Эмилия впервые надела длинную юбку. Ее мама сшила ей костюм из светлого шелка, точно такой же, как на предпоследней обложке журнала мод.
«У нее все еще детская походка», – подумала Милагрос Вейтиа, дергая за шнур, приводящий в движение занавес, и зажигая свет, чтобы начать концерт.
Эмилия даже не посмотрела на тех, кто аплодировал ей, как будто она пела в оперном театре. Она закрыла глаза и заиграла шутливые вариации на темы строгого Баха, которого она разучивала с доктором Куэнкой два раза в неделю в течение последних трех лет.
Ее публикой была группа чудаков, объединившихся в сердце большого города, где ценилось только искусство делать деньги, где из-за войн позабыли о стремлении к гармонии, которое, собственно, и дало жизнь этому городу, где злословили на улицах и молились за глухими стенами домов немилостивому и безграмотному богу.

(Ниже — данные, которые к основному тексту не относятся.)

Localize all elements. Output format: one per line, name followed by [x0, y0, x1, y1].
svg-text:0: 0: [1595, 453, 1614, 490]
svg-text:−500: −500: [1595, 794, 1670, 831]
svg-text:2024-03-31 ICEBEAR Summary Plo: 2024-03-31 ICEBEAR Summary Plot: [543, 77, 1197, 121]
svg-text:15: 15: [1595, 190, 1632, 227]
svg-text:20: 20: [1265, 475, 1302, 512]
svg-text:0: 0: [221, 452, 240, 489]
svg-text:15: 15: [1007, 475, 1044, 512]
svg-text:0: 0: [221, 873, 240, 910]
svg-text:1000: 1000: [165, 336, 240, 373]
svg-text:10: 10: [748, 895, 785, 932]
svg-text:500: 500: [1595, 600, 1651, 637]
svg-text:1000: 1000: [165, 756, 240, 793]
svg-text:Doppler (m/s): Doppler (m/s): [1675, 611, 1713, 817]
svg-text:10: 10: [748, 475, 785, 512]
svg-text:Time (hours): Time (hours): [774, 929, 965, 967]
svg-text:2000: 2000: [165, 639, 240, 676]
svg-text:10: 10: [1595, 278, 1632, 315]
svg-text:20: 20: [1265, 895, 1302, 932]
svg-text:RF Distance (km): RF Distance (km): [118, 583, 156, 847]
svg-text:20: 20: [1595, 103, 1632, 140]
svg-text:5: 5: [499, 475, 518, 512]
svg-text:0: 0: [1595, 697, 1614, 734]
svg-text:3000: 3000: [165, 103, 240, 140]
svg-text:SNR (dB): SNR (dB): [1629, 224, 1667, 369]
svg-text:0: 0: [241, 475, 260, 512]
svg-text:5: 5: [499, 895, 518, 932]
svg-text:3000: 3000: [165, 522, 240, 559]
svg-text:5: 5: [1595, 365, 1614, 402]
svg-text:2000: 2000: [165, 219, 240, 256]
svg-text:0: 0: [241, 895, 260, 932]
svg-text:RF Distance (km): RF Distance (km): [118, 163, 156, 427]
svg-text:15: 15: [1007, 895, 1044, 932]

Ее публика каждое воскресенье творила смелый миф: ангелы никогда не спускались с небес, чтобы прочертить улицы города, – легенда, как всегда, ошибалась, – ангелы рождались на улицах этого города, нужно было только распознать их и постепенно готовить к их крылатой и загадочной профессии.
Эта мечта была полна неисправимого либерального пафоса XIX века, а еще убежденности любого настоящего жителя Пуэблы, каким бы просвещенным и неверующим он себя ни называл, что нельзя лишать город его истории и памяти о тех, чьи имена были тесно связаны с ним до того дня, когда генерал Игнасио Сарагоса победил непобедимую французскую армию в битве при Лорето и Гуадалупе в жаркий день 5 мая 1862.